I have the same feeling sometimes, I feel a little cheered up, I have a laugh but I remind myself that this is temporary, the way I really feel, miserable, depressed, crushed, bogged down, stuck, jealous will return shortly.
My thoughts of suicide use to be just thoughts but lately this has also changed for me, I’m coming to realize that my life isn’t going to change, no one is going to come save, I either I have to begin to enjoy this miserable life or end it.
I know I won’t be able to enjoy this life, its literally to hard. I’m so far behind people my age, I see how some people have things so easy, so happy, then I see other people are so miserable. The reality is I’ve come to conclusion there is no justice in this place. Things are the way they are just because they are.
I don’t know when I’ll go through with my plan but it’ll be soon, I don’t wanna feel better either, what for? Misery is the only real emotion, happiness is temporary. The Universe is a beautiful creation but this planet and our society is appalling how people treat each other. Humans bother me, I’ll most likely never find someone I can trust and fall in love with, a life of lonely isolation is no life at all. My moms married twice, never once has she come and talk to me about the fact that I’m alone all the time or encourage me to go out and try and find someone, nothing, …. really disappointed, but I feel she’d be the first to shit on a new relationship should I find one,
I always just wanted to be happy like I was when I was younger, I’m cute little geeky guy, I have a awesome collection of videos, board games, books, all around fun stuff, I love the outdoors, I’m trustworthy and loving but I am always alone. Always. I have chest pain, and panic attacks along with sever anxiety.

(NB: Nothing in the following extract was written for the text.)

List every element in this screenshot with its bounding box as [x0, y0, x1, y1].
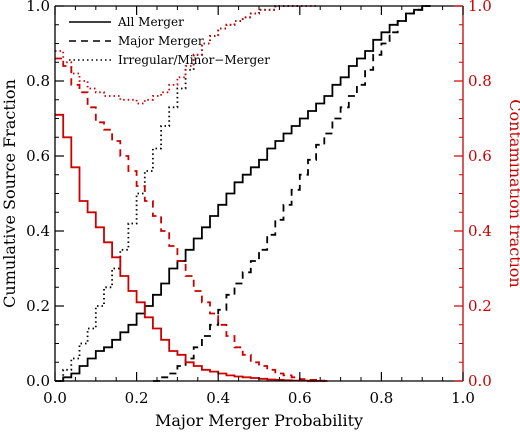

Suicide is a not a selfish act. No one was there for me when I was alive, no one will be there moments before I take my life. Alone, Alone and Alone. People need more then food, water and shelter to be hole humans beings, to be alive and to feel alive are two different things.
1 comment
People need meaningful, caring, respectful relationships with others. Without that we wither and can’t thrive (although some profess to not need anyone in this way).
Yes, the planet is a beautiful place, some people do appear to have everything but you never know what’s going on inside someone else’s head.
Sorry to hear that your Mum isn’t really there for you. Is there someone else in your family that can help with support?
You never know what is in store as far as finding love goes. It’s a mixed bag but keep your eyes open, your heart cautiously open and you’ll have a chance at love I’m sure.